31. A centralizer sub as claimed in claim 30, wherein the base pipe has male and female threads on opposite ends, respectively.

32. A centralizer sub as claimed in claim 30, wherein the block comprises two semicircular bands, each band comprising a ramp extending from the base out of the groove, and wherein the lock ring comprises: an annular band defining a load bearing surface, and a lock flange extending radially inward from the annular band.

33. A centralizer sub as claimed in claim 30, wherein the centralizer comprises two rings connected to each other by the plurality of bows.

34. A centralizer sub as claimed in claim 33, wherein the block and lock ring are between the two rings.

35. A centralizer sub as claimed in claim 33, wherein the block and lock ring are outside of the two rings.

36. A centralizer sub as claimed in claim 33, wherein the plurality of bows are rigid.

37. A centralizer sub as claimed in claim 33, wherein the plurality of bows are spring bows.
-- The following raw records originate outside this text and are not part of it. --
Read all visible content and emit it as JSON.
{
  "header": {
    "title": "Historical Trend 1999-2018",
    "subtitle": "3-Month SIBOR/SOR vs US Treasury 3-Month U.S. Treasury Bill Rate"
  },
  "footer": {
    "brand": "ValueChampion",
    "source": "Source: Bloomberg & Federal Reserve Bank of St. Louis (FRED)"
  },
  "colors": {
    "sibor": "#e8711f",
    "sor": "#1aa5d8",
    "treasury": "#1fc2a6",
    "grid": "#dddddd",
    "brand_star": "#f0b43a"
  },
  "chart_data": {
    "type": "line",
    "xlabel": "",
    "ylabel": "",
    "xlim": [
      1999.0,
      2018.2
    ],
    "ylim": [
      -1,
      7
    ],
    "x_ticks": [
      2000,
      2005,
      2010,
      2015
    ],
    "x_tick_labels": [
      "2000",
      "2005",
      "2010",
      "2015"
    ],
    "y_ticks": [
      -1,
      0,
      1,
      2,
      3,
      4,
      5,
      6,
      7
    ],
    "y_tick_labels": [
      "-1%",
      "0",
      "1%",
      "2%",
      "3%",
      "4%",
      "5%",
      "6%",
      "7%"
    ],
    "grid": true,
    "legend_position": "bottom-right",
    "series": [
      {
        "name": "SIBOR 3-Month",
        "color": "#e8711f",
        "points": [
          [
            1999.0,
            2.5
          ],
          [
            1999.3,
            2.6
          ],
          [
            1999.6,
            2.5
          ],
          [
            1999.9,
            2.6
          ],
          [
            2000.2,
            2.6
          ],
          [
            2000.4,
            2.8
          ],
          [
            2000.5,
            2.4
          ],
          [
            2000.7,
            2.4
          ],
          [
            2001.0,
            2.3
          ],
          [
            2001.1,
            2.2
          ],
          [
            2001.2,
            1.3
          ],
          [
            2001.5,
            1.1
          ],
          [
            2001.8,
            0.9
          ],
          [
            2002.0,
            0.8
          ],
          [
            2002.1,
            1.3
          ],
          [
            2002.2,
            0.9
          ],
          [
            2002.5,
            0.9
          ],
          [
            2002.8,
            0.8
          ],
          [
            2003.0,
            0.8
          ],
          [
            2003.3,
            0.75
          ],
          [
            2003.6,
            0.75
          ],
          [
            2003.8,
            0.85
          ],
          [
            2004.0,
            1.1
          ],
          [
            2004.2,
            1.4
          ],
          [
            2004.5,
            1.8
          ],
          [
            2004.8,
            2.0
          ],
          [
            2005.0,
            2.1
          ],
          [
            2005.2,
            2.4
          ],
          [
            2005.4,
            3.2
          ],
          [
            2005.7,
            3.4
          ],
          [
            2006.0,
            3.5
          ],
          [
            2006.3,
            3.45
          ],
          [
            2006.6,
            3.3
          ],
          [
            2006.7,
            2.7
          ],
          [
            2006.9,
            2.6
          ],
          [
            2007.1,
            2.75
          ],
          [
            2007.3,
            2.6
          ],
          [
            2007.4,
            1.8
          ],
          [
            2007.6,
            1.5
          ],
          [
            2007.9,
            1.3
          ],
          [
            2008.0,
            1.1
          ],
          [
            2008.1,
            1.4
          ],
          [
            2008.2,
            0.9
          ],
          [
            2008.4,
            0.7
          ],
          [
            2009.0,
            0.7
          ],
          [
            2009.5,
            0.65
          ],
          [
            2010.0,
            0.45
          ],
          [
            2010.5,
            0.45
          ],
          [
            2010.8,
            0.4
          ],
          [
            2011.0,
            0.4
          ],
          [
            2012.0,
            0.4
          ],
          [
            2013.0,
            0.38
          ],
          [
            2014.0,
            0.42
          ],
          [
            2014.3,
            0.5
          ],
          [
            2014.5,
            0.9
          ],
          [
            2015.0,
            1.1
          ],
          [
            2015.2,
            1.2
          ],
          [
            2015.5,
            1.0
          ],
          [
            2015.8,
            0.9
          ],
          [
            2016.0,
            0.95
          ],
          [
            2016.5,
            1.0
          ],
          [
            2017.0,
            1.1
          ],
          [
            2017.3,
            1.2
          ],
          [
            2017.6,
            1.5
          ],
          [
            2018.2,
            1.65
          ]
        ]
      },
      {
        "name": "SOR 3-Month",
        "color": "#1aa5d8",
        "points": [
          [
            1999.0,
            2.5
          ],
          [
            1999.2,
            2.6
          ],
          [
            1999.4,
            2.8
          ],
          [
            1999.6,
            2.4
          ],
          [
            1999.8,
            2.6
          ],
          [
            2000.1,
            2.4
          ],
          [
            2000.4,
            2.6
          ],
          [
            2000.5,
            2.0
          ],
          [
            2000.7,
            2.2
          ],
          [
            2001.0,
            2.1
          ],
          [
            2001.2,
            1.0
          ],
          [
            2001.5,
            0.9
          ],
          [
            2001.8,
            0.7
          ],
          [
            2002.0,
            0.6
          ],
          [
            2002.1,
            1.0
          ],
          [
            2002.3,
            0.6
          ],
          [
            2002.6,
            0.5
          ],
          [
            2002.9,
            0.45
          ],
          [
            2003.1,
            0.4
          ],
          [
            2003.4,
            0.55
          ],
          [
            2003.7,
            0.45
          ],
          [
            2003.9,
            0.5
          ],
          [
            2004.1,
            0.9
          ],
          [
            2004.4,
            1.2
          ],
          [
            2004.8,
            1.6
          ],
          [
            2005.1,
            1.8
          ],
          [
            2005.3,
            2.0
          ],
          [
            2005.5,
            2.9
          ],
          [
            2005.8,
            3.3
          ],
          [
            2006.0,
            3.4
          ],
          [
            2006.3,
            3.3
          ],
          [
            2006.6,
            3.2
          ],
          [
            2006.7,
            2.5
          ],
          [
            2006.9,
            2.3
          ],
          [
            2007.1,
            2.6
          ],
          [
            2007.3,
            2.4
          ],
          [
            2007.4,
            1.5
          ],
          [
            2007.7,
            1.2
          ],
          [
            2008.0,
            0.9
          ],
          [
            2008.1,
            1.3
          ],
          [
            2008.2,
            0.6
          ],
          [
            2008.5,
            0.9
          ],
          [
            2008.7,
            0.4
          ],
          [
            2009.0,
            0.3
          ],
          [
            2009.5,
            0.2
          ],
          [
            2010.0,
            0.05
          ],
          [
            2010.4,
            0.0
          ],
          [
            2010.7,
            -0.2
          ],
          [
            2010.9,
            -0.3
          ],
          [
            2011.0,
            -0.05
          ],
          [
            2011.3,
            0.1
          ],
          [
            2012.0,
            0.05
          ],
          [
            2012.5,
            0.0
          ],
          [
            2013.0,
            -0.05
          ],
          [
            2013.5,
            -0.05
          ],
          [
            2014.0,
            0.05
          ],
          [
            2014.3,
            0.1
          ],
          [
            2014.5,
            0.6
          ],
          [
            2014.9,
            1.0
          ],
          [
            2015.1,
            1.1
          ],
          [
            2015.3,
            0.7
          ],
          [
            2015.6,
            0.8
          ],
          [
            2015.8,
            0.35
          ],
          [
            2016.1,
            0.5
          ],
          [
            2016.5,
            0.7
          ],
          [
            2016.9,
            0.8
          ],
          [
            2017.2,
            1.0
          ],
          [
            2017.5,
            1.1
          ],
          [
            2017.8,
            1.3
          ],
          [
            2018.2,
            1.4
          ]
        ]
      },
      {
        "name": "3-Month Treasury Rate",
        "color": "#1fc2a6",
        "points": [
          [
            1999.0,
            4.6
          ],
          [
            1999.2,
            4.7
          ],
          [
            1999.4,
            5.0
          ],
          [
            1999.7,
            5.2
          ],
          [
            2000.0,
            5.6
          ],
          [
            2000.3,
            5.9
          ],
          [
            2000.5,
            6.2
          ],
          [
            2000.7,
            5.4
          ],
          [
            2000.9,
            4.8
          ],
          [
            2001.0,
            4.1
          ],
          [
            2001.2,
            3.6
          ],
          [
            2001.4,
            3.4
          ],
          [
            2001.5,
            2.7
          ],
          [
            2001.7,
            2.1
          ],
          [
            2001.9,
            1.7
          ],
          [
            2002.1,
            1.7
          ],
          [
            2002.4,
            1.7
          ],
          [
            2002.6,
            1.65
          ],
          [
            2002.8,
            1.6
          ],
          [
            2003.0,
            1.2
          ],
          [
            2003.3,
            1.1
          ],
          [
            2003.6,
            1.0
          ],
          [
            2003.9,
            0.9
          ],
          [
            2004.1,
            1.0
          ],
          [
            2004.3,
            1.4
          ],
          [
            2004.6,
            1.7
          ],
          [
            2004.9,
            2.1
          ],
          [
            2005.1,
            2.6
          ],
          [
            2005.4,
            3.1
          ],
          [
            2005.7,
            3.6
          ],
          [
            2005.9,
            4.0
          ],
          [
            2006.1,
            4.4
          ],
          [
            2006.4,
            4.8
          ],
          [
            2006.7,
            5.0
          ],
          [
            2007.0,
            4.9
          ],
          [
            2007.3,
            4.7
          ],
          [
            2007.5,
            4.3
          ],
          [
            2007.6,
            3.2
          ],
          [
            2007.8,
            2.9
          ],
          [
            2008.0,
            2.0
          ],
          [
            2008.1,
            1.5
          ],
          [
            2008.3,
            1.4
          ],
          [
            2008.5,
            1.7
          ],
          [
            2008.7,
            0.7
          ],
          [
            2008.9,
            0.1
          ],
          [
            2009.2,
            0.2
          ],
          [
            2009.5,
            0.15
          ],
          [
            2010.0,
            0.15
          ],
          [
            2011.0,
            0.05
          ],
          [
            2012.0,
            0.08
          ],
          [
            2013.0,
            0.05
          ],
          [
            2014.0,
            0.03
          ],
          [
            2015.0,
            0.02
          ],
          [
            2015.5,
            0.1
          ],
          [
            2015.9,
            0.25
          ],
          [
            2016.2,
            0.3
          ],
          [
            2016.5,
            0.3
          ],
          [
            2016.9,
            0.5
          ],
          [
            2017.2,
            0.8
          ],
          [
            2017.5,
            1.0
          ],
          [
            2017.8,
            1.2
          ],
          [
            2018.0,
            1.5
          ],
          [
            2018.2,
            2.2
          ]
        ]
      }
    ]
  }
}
38. A centralizer sub as claimed in claim 33, further comprising a

a second groove in an exterior surface of the base pipe, wherein the second groove comprises a bottom and at least one stop;

a second block comprising a base which fits in the second groove to contact the at least one stop and a flange which extends out of the second groove;

a second lock ring encircling the second block and the base pipe and engaging the flange of the second block,

wherein at least one ring of the centralizer is mounted to the base pipe between the groove and the second groove.